We the Introverts
I have become reacquainted with the 2am nights. In this unchosen time of silence and solitude I’ve been left to my thoughts and emotions like the wolves. I didn’t choose this path it was given to all of us as our only real option.
The tides have shifted and we the introverts are freezing. Those of us that have learned to love people and being in their company felt such a great reprieve in this time. And now there is a capacity that once was that has been lost.
Once again being surrounded by people no matter how dearly I love them drains my energy the way paper is eaten by fire. There is the part of my soul that could live in solitude for all eternity that is very much so at the surface. The part that longs for the company of others can hardly be heard over the shouting of my lone heart.

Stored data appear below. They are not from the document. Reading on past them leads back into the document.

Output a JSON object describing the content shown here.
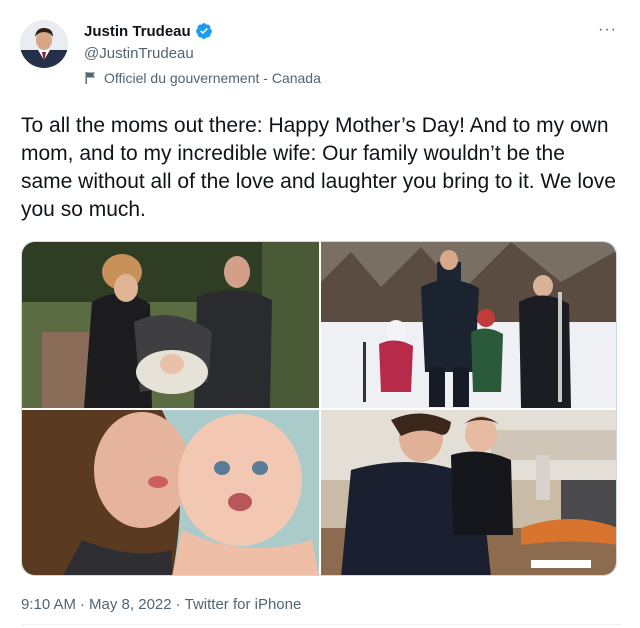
{
  "author": {
    "display_name": "Justin Trudeau",
    "handle": "@JustinTrudeau",
    "verified": true,
    "label": "Officiel du gouvernement - Canada"
  },
  "tweet": {
    "text": "To all the moms out there: Happy Mother’s Day! And to my own mom, and to my incredible wife: Our family wouldn’t be the same without all of the love and laughter you bring to it. We love you so much.",
    "time": "9:10 AM",
    "date": "May 8, 2022",
    "separator": "·",
    "source": "Twitter for iPhone"
  },
  "more_label": "···",
  "colors": {
    "text": "#0f1419",
    "secondary": "#536471",
    "verified_blue": "#1d9bf0",
    "border": "#cfd9de"
  },
  "icons": {
    "verified": "verified-badge-icon",
    "label": "flag-icon",
    "more": "more-options-icon"
  }
}
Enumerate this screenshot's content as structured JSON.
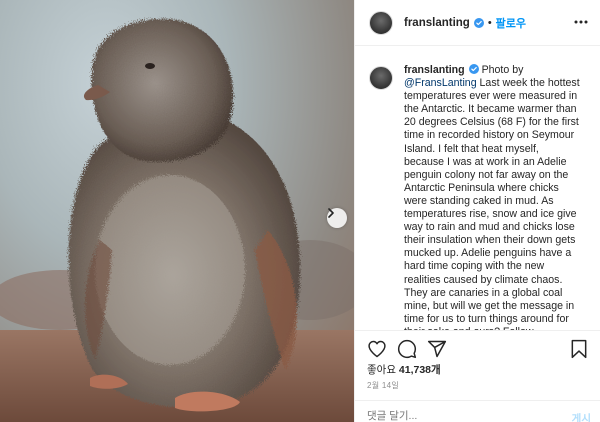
{
  "header": {
    "username": "franslanting",
    "separator": "•",
    "follow_label": "팔로우",
    "more_icon": "more-horizontal-icon"
  },
  "caption": {
    "username": "franslanting",
    "prefix": " Photo by ",
    "credit_link": "@FransLanting",
    "body": " Last week the hottest temperatures ever were measured in the Antarctic. It became warmer than 20 degrees Celsius (68 F) for the first time in recorded history on Seymour Island. I felt that heat myself, because I was at work in an Adelie penguin colony not far away on the Antarctic Peninsula where chicks were standing caked in mud. As temperatures rise, snow and ice give way to rain and mud and chicks lose their insulation when their down gets mucked up. Adelie penguins have a hard time coping with the new realities caused by climate chaos. They are canaries in a global coal mine, but will we get the message in time for us to turn things around for their sake and ours? Follow"
  },
  "actions": {
    "like_icon": "heart-icon",
    "comment_icon": "comment-icon",
    "share_icon": "share-icon",
    "save_icon": "bookmark-icon"
  },
  "likes": {
    "prefix": "좋아요 ",
    "count": "41,738개"
  },
  "date": "2월 14일",
  "comment": {
    "placeholder": "댓글 달기...",
    "post_label": "게시"
  },
  "colors": {
    "accent": "#0095f6",
    "link": "#00376b",
    "muted": "#8e8e8e",
    "post_disabled": "#b2dffc"
  }
}
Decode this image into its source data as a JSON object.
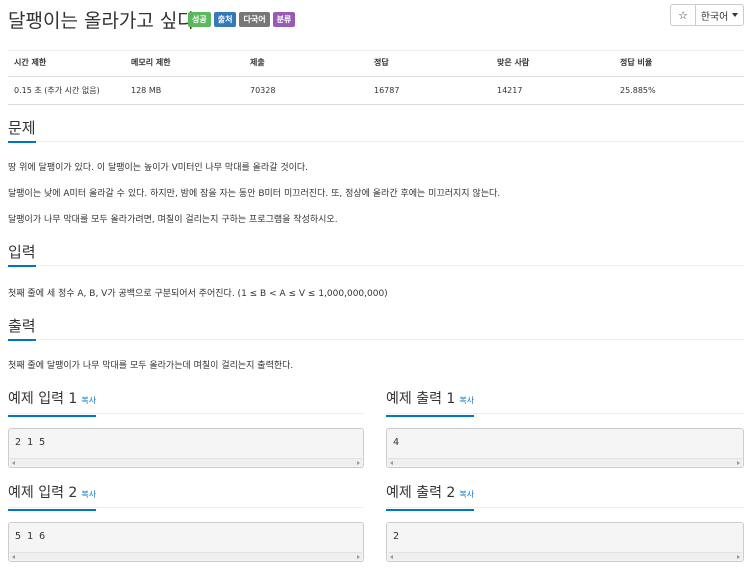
{
  "problem": {
    "title": "달팽이는 올라가고 싶다",
    "labels": [
      "성공",
      "출처",
      "다국어",
      "분류"
    ]
  },
  "header_buttons": {
    "star_icon": "star-icon",
    "star_glyph": "☆",
    "language": "한국어"
  },
  "stats": {
    "headers": [
      "시간 제한",
      "메모리 제한",
      "제출",
      "정답",
      "맞은 사람",
      "정답 비율"
    ],
    "values": [
      "0.15 초 (추가 시간 없음)",
      "128 MB",
      "70328",
      "16787",
      "14217",
      "25.885%"
    ]
  },
  "sections": {
    "description": {
      "title": "문제",
      "paragraphs": [
        "땅 위에 달팽이가 있다. 이 달팽이는 높이가 V미터인 나무 막대를 올라갈 것이다.",
        "달팽이는 낮에 A미터 올라갈 수 있다. 하지만, 밤에 잠을 자는 동안 B미터 미끄러진다. 또, 정상에 올라간 후에는 미끄러지지 않는다.",
        "달팽이가 나무 막대를 모두 올라가려면, 며칠이 걸리는지 구하는 프로그램을 작성하시오."
      ]
    },
    "input": {
      "title": "입력",
      "text": "첫째 줄에 세 정수 A, B, V가 공백으로 구분되어서 주어진다. (1 ≤ B < A ≤ V ≤ 1,000,000,000)"
    },
    "output": {
      "title": "출력",
      "text": "첫째 줄에 달팽이가 나무 막대를 모두 올라가는데 며칠이 걸리는지 출력한다."
    }
  },
  "samples": {
    "copy_label": "복사",
    "items": [
      {
        "title": "예제 입력 1",
        "content": "2 1 5"
      },
      {
        "title": "예제 출력 1",
        "content": "4"
      },
      {
        "title": "예제 입력 2",
        "content": "5 1 6"
      },
      {
        "title": "예제 출력 2",
        "content": "2"
      }
    ]
  }
}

It’s not for a lack of love for people. There is a great sadness caused by the inability to be with the ones I love. It pains me to be pained by their presence. I long to be with people but it takes a great deal of me to do so.
Too much time spent with only my own process and its baggage for friends has left me with less to say. Small talk seems too small and deep musings too deep. Just to breathe the same air is more than enough. Just to exist in tangent with one another does more than you know.
It is a slow burn to be able to truly enjoy people's company once again. Exiting a time in which the introverts have thrived greatly has started to take its toll. It will be some time before a capacity has been regained. It is not for a lack of love.